Chant en retrait, à l’instar de l’excellent Rémi Parson, Paul Emploi attaque bille en tête le versant pop lo-fi synthétique de la chanson made in France, avec un « K2R » électro cheap porté par une ligne mélodique répétitive durant laquelle il égrène les cauchemars tenaces auxquels par ailleurs il dit au-revoir. Ils reviendront, sans nulle doute attirés par la mélancolie poisseuse qui se dégage de l’ensemble. Le bonhomme enregistre dans sa tanière des titres DIY qu’Entre-Soi a finement compilé, pour nous présenter un portrait de l’artiste en jeune chien moderne. Le ton est désabusé, mais comment ne pas l’être lorsque rien dans l’époque ne s’avère nourrissant ?
Rythmiques arrachées de leur biome EDM et claviers trafiqués servent de socle à des comptines déviantes, au langage résolument défaitiste et néanmoins sagace. La répétition des mots et des phrases, comme sur « Les plantes poussent chez moi » et « Tu fais cliper mon cœur », forme en sous-main un mantra pop, ascendance new wave étouffée, jamais étouffante. Paul Emploi a mis un couvercle sur ses émotions, tout sera énoncé avec quiétude et détachement. Pourtant, il y a dans la dynamique des compositions un allant indéniable, entre impressionnisme (ces contours à peine esquissés) et pointillisme (la précision des contrepoints rythmiques).
Même quand Paul Emploi hausse le ton, comme sur « La ville crade », il le fait avec une sorte de flegme transcendantal. On l’imagine très bien enregistrer chez lui, sur du matériel bas-de-gamme, un peu j’en foutre, détaché des injonctions technologiques – il y a parfois un goût de The Bloody Beetroots, le sens de la dissonance urgente, du synthé qui se barre en couilles, du clavier qui gueule, du papal sans fidèles.

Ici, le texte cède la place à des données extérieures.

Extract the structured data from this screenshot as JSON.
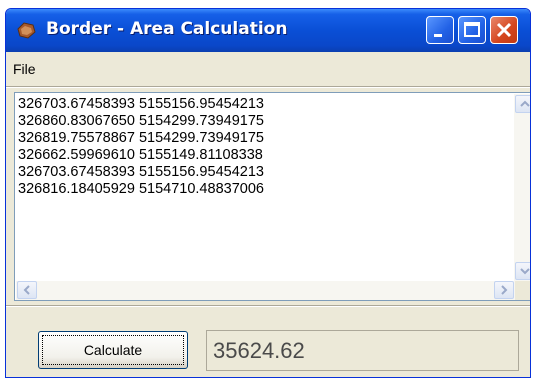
{
  "window": {
    "title": "Border - Area Calculation",
    "icon": "map-shape-icon"
  },
  "menu": {
    "items": [
      {
        "label": "File"
      }
    ]
  },
  "coordinates_text": "326703.67458393 5155156.95454213\n326860.83067650 5154299.73949175\n326819.75578867 5154299.73949175\n326662.59969610 5155149.81108338\n326703.67458393 5155156.95454213\n326816.18405929 5154710.48837006",
  "actions": {
    "calculate_label": "Calculate"
  },
  "result": {
    "area": "35624.62"
  },
  "colors": {
    "titlebar_blue": "#0a4fd6",
    "close_red": "#d5451d",
    "window_bg": "#ece9d8"
  }
}
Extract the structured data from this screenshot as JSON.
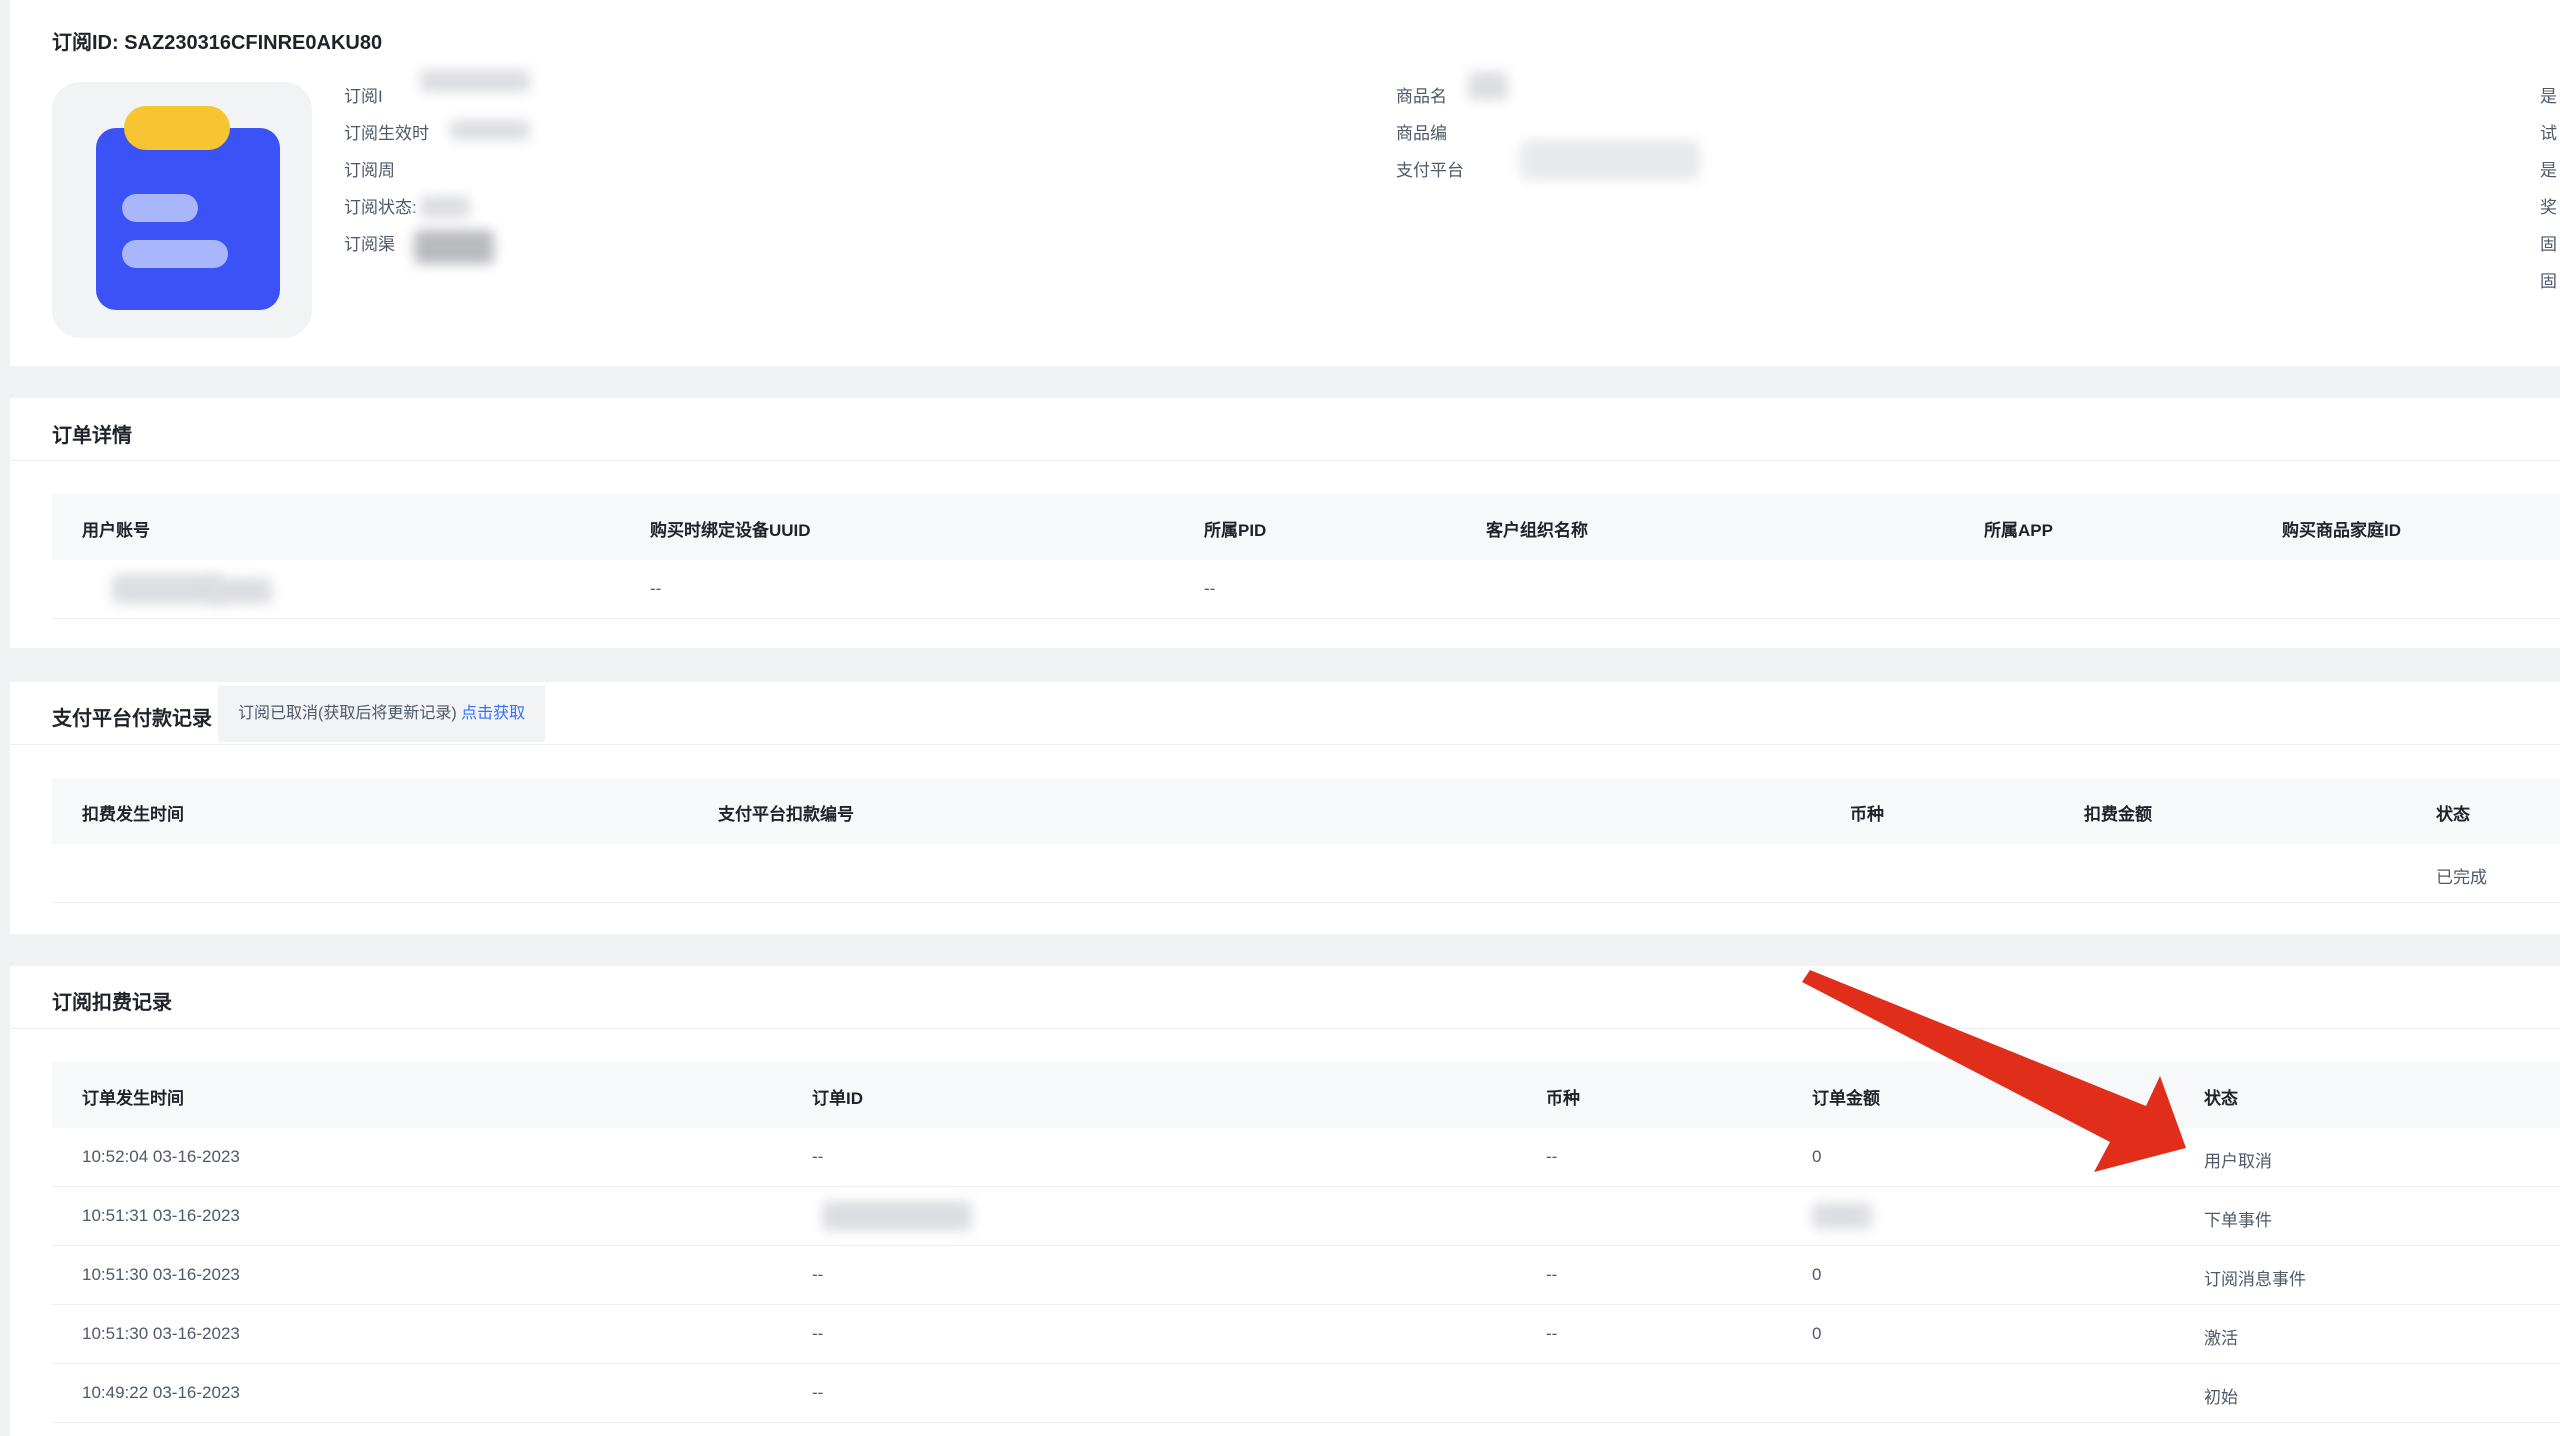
{
  "header": {
    "order_id": "订阅ID: SAZ230316CFINRE0AKU80",
    "meta_left": [
      "订阅I",
      "订阅生效时",
      "订阅周",
      "订阅状态:",
      "订阅渠"
    ],
    "meta_mid": [
      "商品名",
      "商品编",
      "支付平台"
    ],
    "meta_right": [
      "是",
      "试",
      "是",
      "奖",
      "固",
      "固"
    ]
  },
  "order_details": {
    "title": "订单详情",
    "columns": [
      "用户账号",
      "购买时绑定设备UUID",
      "所属PID",
      "客户组织名称",
      "所属APP",
      "购买商品家庭ID"
    ],
    "row": [
      "",
      "--",
      "--",
      "",
      "",
      ""
    ]
  },
  "payments": {
    "title": "支付平台付款记录",
    "notice": "订阅已取消(获取后将更新记录)",
    "notice_link": "点击获取",
    "columns": [
      "扣费发生时间",
      "支付平台扣款编号",
      "币种",
      "扣费金额",
      "状态"
    ],
    "row": [
      "",
      "",
      "",
      "",
      "已完成"
    ]
  },
  "charges": {
    "title": "订阅扣费记录",
    "columns": [
      "订单发生时间",
      "订单ID",
      "币种",
      "订单金额",
      "状态"
    ],
    "rows": [
      [
        "10:52:04 03-16-2023",
        "--",
        "--",
        "0",
        "用户取消"
      ],
      [
        "10:51:31 03-16-2023",
        "",
        "",
        "",
        "下单事件"
      ],
      [
        "10:51:30 03-16-2023",
        "--",
        "--",
        "0",
        "订阅消息事件"
      ],
      [
        "10:51:30 03-16-2023",
        "--",
        "--",
        "0",
        "激活"
      ],
      [
        "10:49:22 03-16-2023",
        "--",
        "",
        "",
        "初始"
      ]
    ]
  },
  "annotation": {
    "arrow_color": "#e02e1b"
  },
  "colors": {
    "link": "#3370ff",
    "icon_board": "#3b52f6",
    "icon_clip": "#f7c531"
  }
}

Il y a bien eu un EP en 2019, au titre infiniment porteur (« Chômage Technique ») mais la compilation de démos « Maison », en seize titres disparates et néanmoins d’une homogénéité crasse, marque l’entrée de notre homme si discret dans le game : si vous tentez une recherche à partir de son nom d’artiste sur Google, bam, vous voilà aux portes de Pôle Emploi : discrétion absolue, on supposera que notre homme n’aime pas la lumière parce qu’il a déjà un boulot et que sa musique un peu barrée le desservirait dans une carrière qu’on lui souhaite longue et hautement rémunérée.